Her brother is still missing, perhaps either dead or fighting for the LRA in their new campaign in Congo, Sudan and Central African Republic. She escaped despite knowing the consequences. She was rescued and Caritas took her in to one of its reception centres. Caritas helped 3,500 other abducted children in their reception centres.
“It’s not easy for some of the children when they’ve escaped,” said Atoo, “Life is not easy and many went back to the bush to join the LRA.”
Ochaya Michael was an LRA fighter. He too was abducted as a teenager and turned into a child soldier. He thought battles and witnessed atrocities. He escaped four times only to be recaptured. He sent eight years in captivity.
He’s home now in his village called Bolippii. At first, his experience there was similar to other abducted children. “But Caritas has been running peace-building programmes in his community that has helped bring them together,” he said.
Bolippii was overrun by the LRA and the community fled to camps, over 30 were captured, and many were massacred in the village. When the survivors returned after the war was over, there was little left. They are in a very remote area, over an hour by dirt track from the nearest road. The first thing Caritas did in the community was speak to them about their needs.
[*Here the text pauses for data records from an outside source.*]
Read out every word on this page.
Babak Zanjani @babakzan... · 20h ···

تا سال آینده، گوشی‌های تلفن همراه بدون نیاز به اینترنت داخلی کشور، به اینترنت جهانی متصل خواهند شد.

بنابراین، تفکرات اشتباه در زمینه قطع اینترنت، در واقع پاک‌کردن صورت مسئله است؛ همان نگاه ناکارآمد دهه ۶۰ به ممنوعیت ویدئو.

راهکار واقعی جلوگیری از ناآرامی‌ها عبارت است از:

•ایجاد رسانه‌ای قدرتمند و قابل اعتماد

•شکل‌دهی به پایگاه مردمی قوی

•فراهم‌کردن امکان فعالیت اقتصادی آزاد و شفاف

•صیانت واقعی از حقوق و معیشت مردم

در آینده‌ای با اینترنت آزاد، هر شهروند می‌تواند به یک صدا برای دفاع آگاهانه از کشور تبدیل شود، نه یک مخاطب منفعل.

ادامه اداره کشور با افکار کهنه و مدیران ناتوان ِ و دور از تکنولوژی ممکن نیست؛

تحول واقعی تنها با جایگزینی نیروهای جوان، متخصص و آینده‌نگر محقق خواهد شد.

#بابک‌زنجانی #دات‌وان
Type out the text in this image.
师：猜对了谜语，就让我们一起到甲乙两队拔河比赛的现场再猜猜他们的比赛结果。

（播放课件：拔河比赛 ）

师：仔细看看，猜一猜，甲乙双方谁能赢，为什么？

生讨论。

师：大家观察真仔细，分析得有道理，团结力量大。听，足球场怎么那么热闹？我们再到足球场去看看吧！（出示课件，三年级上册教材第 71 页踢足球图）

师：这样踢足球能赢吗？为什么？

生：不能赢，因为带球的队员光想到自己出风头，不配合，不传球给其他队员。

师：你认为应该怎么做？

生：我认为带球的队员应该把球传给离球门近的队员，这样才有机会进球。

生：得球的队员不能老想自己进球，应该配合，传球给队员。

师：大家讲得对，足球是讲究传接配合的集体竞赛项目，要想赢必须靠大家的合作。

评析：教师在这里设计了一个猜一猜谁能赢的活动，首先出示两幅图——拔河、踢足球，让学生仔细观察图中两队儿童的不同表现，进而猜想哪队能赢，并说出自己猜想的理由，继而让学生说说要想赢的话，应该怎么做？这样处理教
Margaret, an elder in the village, said, “At first we wanted to go back to the camp, because of all the evil spirits. But Caritas helped us perform a traditional cleansing ceremony. Then things were better and people felt safe to return.
“Before the war, the community acted as one with love. But the war divided people. People were traumatized too. They’d given up on life. When people came back, there were disputes over land issues. The elders were dead and the markings were lost. Nobody knew what belonged to who.”
As well as provide food and livelihood support, Caritas promoted peacebuilding and trauma activities. These involved the community dancing, singing and acting out their journey and challenges they now face. They sing about peace, put on plays about the dangers of alcoholism, or dance celebrating their return.
“Caritas gave us good advice,” said Margaret, “They gave us training in conflict prevention. They told us about child protection. They ran a counseling centre. They helped with our livelihoods by running a seed fair.”
Ochaya Michael now leads the village band that Caritas helped set up. It’s made of abducted and those who escaped. It’s a position of prestige for Michael. “It has helped me relate to the community better,” he said.
Bolippii and Northern Uganda face a long road. Lack of farming means hunger is a problem. Hospitals and schools need to be rebuilt. Many suffer deep trauma. Many have lost their childhoods. But with peace they believe they’ve won their futures.